The preferred safe systems of working where the staff are protected from line open to train movements, either by blocking some or all lines to traffic or controlling the distance the group is from the track (called Safeguarded / Fenced / Separated areas in order of consideration). This method was formerly called a Green Zone. This is the safest way of working due to the higher risks with trains moving at speed, although many incidents still happen within blocks.

Open Line working (formerly known as Red Zone) means the lines are open to train movements; this is seen as more risky than Safeguarded / Fenced / Separated areas, and is avoided in the rail industry where practicable.

The COSS is responsible for the safety of the entire group and is subject to prosecution should someone be killed or injured by their negligence.

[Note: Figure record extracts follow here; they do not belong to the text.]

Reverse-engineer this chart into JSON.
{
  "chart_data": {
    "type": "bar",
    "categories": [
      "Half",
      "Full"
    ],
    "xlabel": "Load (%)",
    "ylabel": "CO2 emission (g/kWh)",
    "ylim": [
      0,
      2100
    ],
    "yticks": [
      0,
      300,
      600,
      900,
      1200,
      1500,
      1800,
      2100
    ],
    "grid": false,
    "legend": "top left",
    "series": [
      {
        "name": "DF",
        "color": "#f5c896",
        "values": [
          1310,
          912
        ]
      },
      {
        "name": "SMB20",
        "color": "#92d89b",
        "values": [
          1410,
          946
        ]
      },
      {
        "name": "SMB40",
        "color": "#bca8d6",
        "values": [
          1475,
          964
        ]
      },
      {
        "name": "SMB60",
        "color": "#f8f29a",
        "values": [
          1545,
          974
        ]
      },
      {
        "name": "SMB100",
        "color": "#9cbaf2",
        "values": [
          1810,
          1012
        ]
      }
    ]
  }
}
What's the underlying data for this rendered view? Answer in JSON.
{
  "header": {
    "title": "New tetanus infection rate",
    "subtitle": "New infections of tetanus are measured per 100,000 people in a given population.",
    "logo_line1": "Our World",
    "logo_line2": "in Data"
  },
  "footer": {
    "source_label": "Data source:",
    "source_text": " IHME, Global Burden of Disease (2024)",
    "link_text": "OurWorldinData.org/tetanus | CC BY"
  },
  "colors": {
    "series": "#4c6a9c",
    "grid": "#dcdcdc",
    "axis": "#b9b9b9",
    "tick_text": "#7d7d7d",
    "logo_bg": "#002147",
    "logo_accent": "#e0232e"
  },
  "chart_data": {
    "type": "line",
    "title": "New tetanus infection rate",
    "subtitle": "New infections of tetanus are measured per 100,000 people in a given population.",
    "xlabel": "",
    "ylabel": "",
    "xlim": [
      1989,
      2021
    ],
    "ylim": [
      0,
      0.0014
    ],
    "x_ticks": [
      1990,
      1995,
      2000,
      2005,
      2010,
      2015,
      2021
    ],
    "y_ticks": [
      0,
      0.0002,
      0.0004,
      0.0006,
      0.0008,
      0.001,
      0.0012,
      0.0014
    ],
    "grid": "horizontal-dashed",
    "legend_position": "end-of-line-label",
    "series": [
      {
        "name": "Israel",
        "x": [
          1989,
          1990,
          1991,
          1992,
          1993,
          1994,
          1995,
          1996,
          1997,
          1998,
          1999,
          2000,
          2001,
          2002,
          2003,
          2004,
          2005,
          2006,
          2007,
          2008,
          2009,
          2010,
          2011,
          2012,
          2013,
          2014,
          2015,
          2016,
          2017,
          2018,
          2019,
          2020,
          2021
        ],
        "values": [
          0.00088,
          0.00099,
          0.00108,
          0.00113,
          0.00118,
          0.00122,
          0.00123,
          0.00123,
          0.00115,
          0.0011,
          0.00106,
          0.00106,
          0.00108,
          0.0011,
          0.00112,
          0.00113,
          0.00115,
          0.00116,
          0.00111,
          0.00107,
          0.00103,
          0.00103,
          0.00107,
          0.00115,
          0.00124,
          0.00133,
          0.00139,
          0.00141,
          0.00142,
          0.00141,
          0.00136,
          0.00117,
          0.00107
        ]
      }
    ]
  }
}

To become a COSS someone should have served a suitable period of time on the railways and undertake a five-day course. This is then followed by a period of mentoring by an experienced COSS and then independent regular assessments to ensure that the subject is competent to undertake their role safely and effectively.

The rules around performing the role of a COSS are stated in the Rule Book  a set of documents issued to track staff detailing their duties.

A COSS is distinguishable on site by wearing a blue armlet on the left arm or upper body with white lettering the word "COSS".

Previously, the COSS was known as the Person In Charge Of Work/Possession, or PICOW/PICOP.